RI News Portal. Moskow – Kementerian Luar Negeri Rusia kembali menyatakan keprihatinan mendalam atas langkah Jepang yang terus mengubah pulau-pulau di wilayah barat daya kepulauan Jepang, terutama Okinawa dan rantai pulau Nansei, menjadi basis militer dengan kemampuan serangan jarak jauh. Pernyataan ini disampaikan Juru Bicara Kementerian Luar Negeri Rusia Maria Zakharova pada konferensi pers rutin di Moskow, Kamis (27/11/2025).
Menjawab pertanyaan kantor berita Xinhua terkait rencana penempatan rudal balistik jarak menengah buatan Amerika Serikat di wilayah kepulauan dekat Taiwan, Zakharova menegaskan bahwa Tokyo, di bawah arahan langsung Washington, sedang melakukan transformasi sistematis pulau-pulau perbatasan menjadi pos-pos militer yang tidak lagi bersifat defensif semata.
“Senjata-senjata yang ditempatkan bukan hanya memiliki kemampuan pertahanan, melainkan jelas ofensif,” tegasnya. “Langkah ini secara signifikan meningkatkan ketegangan keamanan regional dan menciptakan risiko langsung bagi negara-negara tetangga.”

Zakharova menyebut kebijakan tersebut sebagai bagian dari “militarisasi agresif” yang dijalankan pemerintahan Perdana Menteri Sanae Takaichi, yang sejak berkuasa telah mempercepat revisi doktrin pertahanan Jepang, termasuk pengembangan kemampuan serangan balik (counterstrike capability) dan akuisisi rudal hipersonik serta rudal jelajah jarak jauh Tomahawk dan Type 12 yang ditingkatkan.
Menurut pengamatan Rusia, penempatan sistem rudal jarak menengah AS di wilayah kepulauan barat daya Jepang, baik secara permanen maupun rotasi, “tidak dapat diterima dalam bentuk apa pun.” Moskow telah menyampaikan protes resmi melalui nota diplomatik berulang kali sepanjang 2024–2025.
“Kami terus memantau dengan cermat setiap pernyataan dan tindakan konkret para pemimpin Jepang dalam kerangka kebijakan remiliterisasi yang mereka jalankan,” ujar Zakharova. “Dampak negatif kebijakan ini terhadap stabilitas kawasan Asia-Pasifik telah kami soroti berulang kali.”
Ia juga mengingatkan bahwa fondasi pembangunan Jepang pascaperang yang damai, sebagaimana ditetapkan hasil Perang Dunia II, termasuk Pasal 9 Konstitusi Jepang dan prinsip-prinsip Piagam San Francisco, “sayangnya belum sepenuhnya diakui dan dihormati oleh Tokyo hingga saat ini.”
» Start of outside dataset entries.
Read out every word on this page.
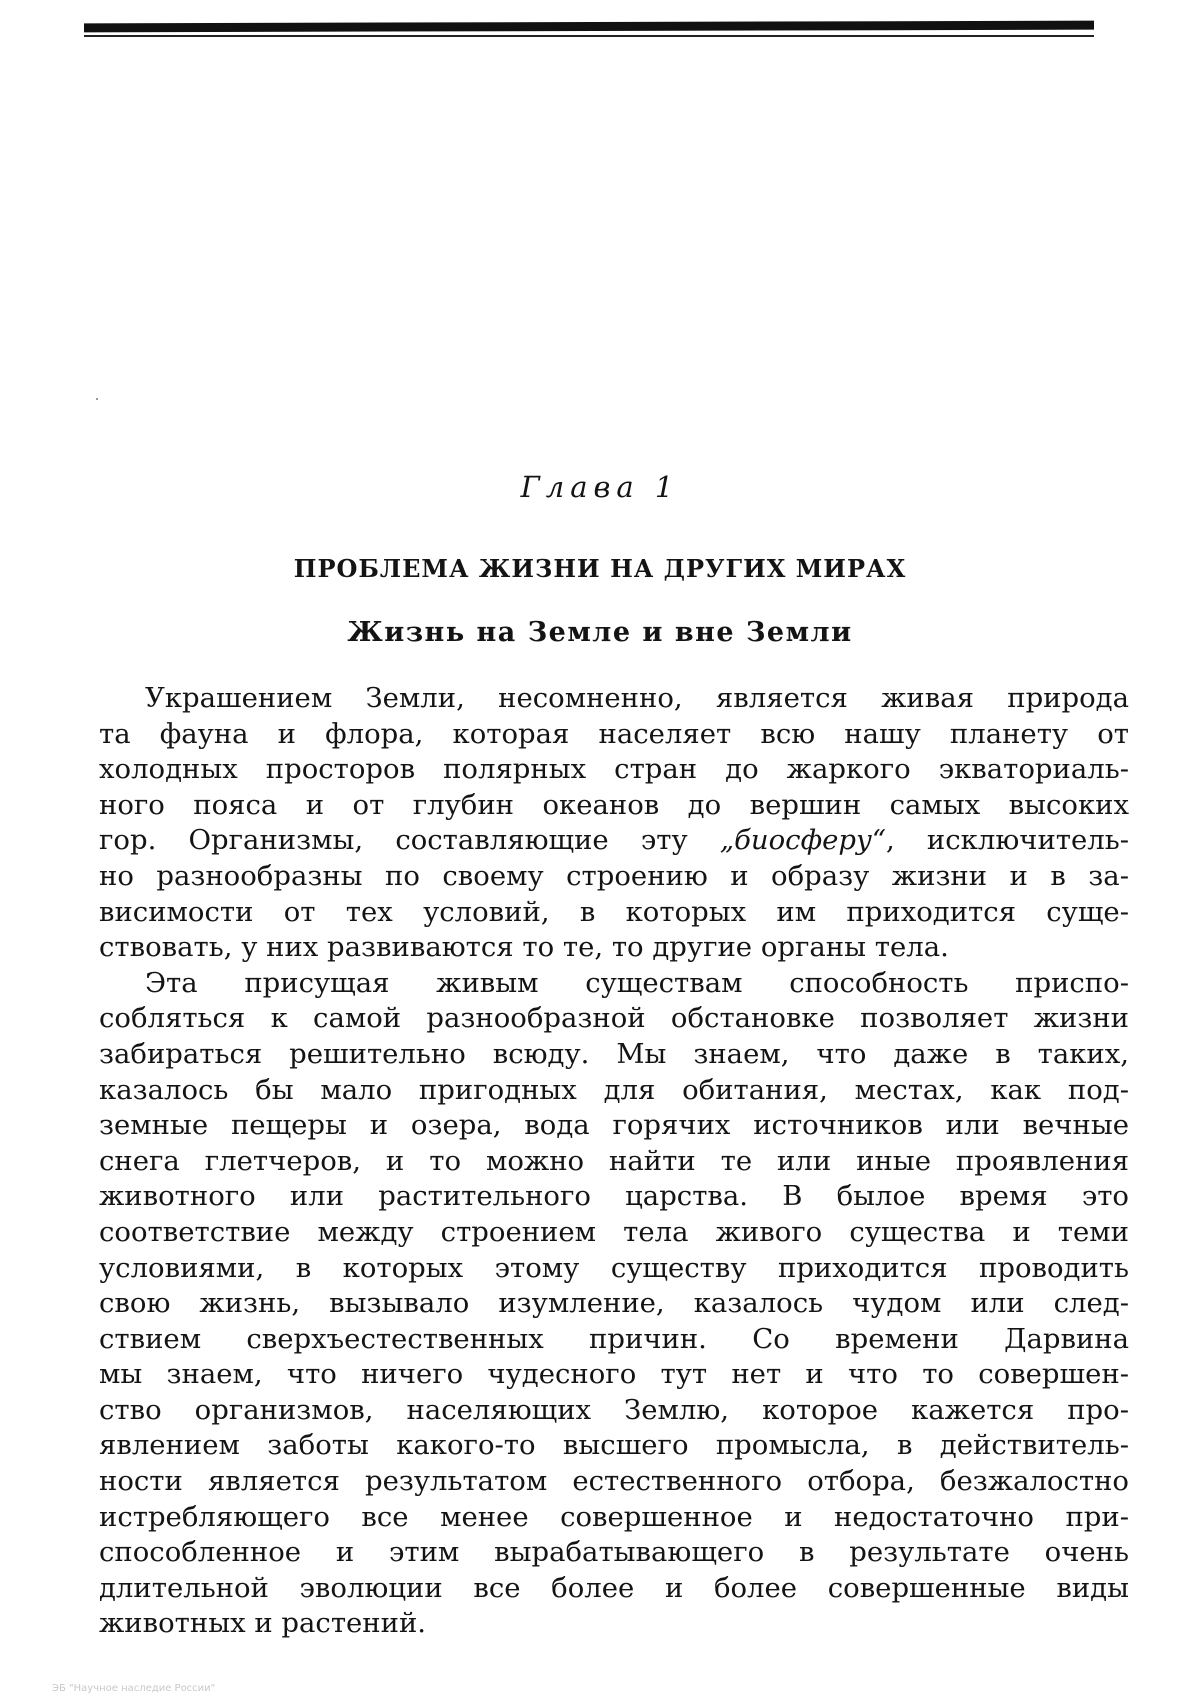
Глава 1
ПРОБЛЕМА ЖИЗНИ НА ДРУГИХ МИРАХ
Жизнь на Земле и вне Земли
Украшением Земли, несомненно, является живая природа
та фауна и флора, которая населяет всю нашу планету от
холодных просторов полярных стран до жаркого экваториаль-
ного пояса и от глубин океанов до вершин самых высоких
гор. Организмы, составляющие эту „биосферу“, исключитель-
но разнообразны по своему строению и образу жизни и в за-
висимости от тех условий, в которых им приходится суще-
ствовать, у них развиваются то те, то другие органы тела.
Эта присущая живым существам способность приспо-
собляться к самой разнообразной обстановке позволяет жизни
забираться решительно всюду. Мы знаем, что даже в таких,
казалось бы мало пригодных для обитания, местах, как под-
земные пещеры и озера, вода горячих источников или вечные
снега глетчеров, и то можно найти те или иные проявления
животного или растительного царства. В былое время это
соответствие между строением тела живого существа и теми
условиями, в которых этому существу приходится проводить
свою жизнь, вызывало изумление, казалось чудом или след-
ствием сверхъестественных причин. Со времени Дарвина
мы знаем, что ничего чудесного тут нет и что то совершен-
ство организмов, населяющих Землю, которое кажется про-
явлением заботы какого-то высшего промысла, в действитель-
ности является результатом естественного отбора, безжалостно
истребляющего все менее совершенное и недостаточно при-
способленное и этим вырабатывающего в результате очень
длительной эволюции все более и более совершенные виды
животных и растений.
ЭБ "Научное наследие России"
Baca juga : Serangan Udara Israel di Beit Jinn: Eskalasi di Perbatasan Suriah yang Mengancam Stabilitas Kawasan
Pernyataan Rusia ini muncul di tengah meningkatnya ketegangan di Selat Taiwan dan Laut China Timur, di mana Jepang memperkuat kerja sama militer dengan Amerika Serikat melalui mekanisme Quad dan AUKUS serta memperluas latihan bersama hingga ke perairan dekat Kepulauan Senkaku/Diaoyu.
Analis hubungan internasional mencatat, peringatan keras Moskow kali ini tidak hanya ditujukan kepada Tokyo, tetapi juga merupakan sinyal kepada Washington bahwa perluasan infrastruktur rudal jarak menengah di rantai pulau pertama (first island chain) akan memicu respons strategis dari Rusia dan sekutu-sekutunya di kawasan.
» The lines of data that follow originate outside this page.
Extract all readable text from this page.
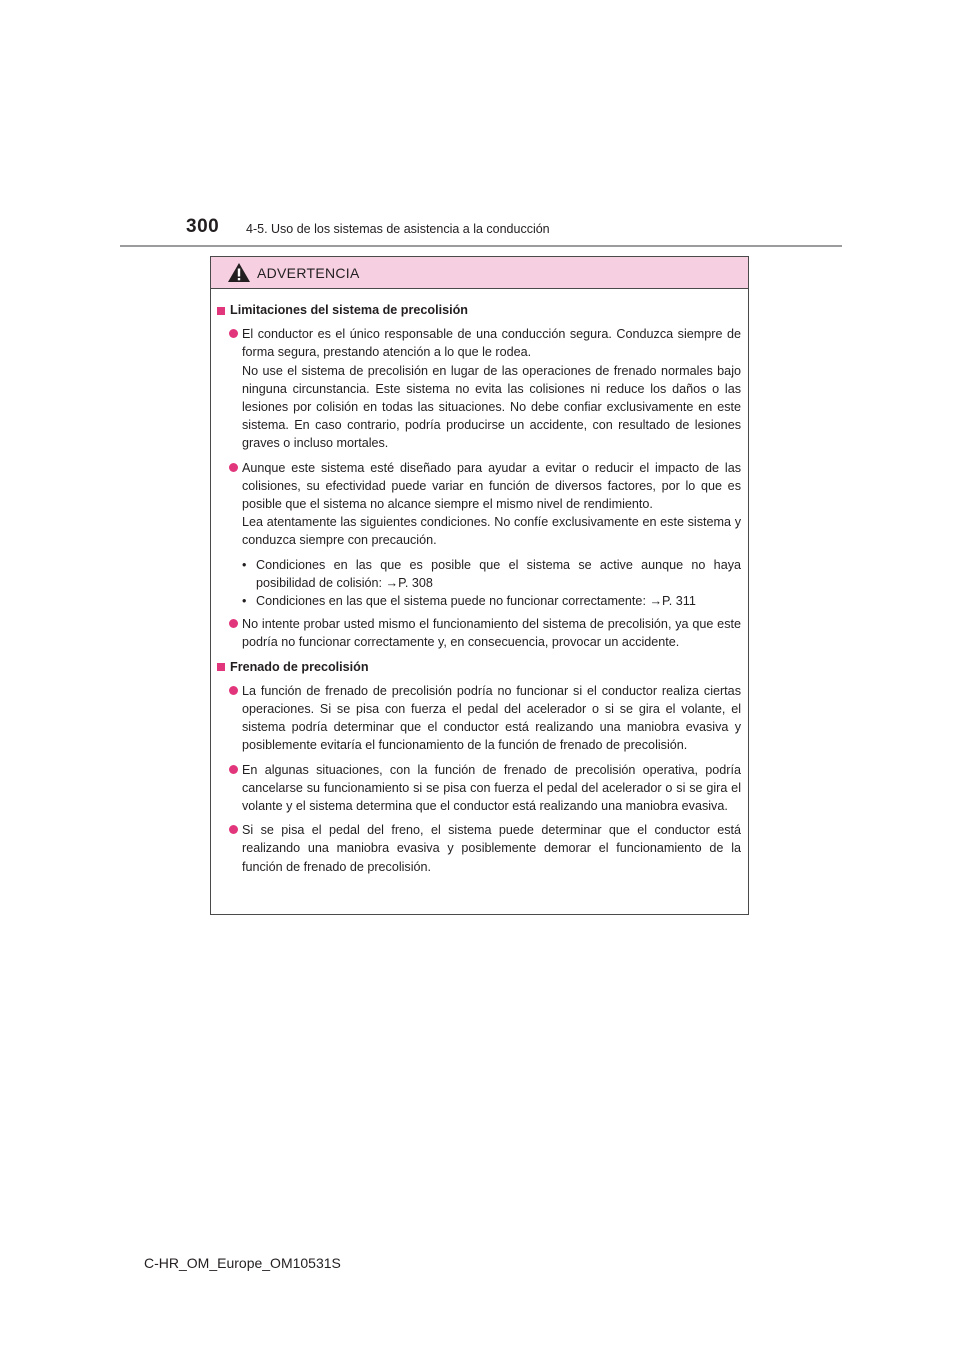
300 4-5. Uso de los sistemas de asistencia a la conducción
ADVERTENCIA
Limitaciones del sistema de precolisión

El conductor es el único responsable de una conducción segura. Conduzca siempre de forma segura, prestando atención a lo que le rodea.

No use el sistema de precolisión en lugar de las operaciones de frenado normales bajo ninguna circunstancia. Este sistema no evita las colisiones ni reduce los daños o las lesiones por colisión en todas las situaciones. No debe confiar exclusivamente en este sistema. En caso contrario, podría producirse un accidente, con resultado de lesiones graves o incluso mortales.

Aunque este sistema esté diseñado para ayudar a evitar o reducir el impacto de las colisiones, su efectividad puede variar en función de diversos factores, por lo que es posible que el sistema no alcance siempre el mismo nivel de rendimiento.

Lea atentamente las siguientes condiciones. No confíe exclusivamente en este sistema y conduzca siempre con precaución.

• Condiciones en las que es posible que el sistema se active aunque no haya posibilidad de colisión: →P. 308
• Condiciones en las que el sistema puede no funcionar correctamente: →P. 311

No intente probar usted mismo el funcionamiento del sistema de precolisión, ya que este podría no funcionar correctamente y, en consecuencia, provocar un accidente.

Frenado de precolisión

La función de frenado de precolisión podría no funcionar si el conductor realiza ciertas operaciones. Si se pisa con fuerza el pedal del acelerador o si se gira el volante, el sistema podría determinar que el conductor está realizando una maniobra evasiva y posiblemente evitaría el funcionamiento de la función de frenado de precolisión.

En algunas situaciones, con la función de frenado de precolisión operativa, podría cancelarse su funcionamiento si se pisa con fuerza el pedal del acelerador o si se gira el volante y el sistema determina que el conductor está realizando una maniobra evasiva.

Si se pisa el pedal del freno, el sistema puede determinar que el conductor está realizando una maniobra evasiva y posiblemente demorar el funcionamiento de la función de frenado de precolisión.

C-HR_OM_Europe_OM10531S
Dengan semakin jelasnya doktrin “Integrated Air and Missile Defense” AS-Jepang yang mencakup kemampuan serangan pra-emptif, kekhawatiran Rusia bahwa Asia Timur Laut sedang berubah menjadi medan potensial konfrontasi bersenjata besar bukan lagi sekadar retorika, melainkan proyeksi yang didasarkan pada penggelaran militer konkret yang sedang berlangsung.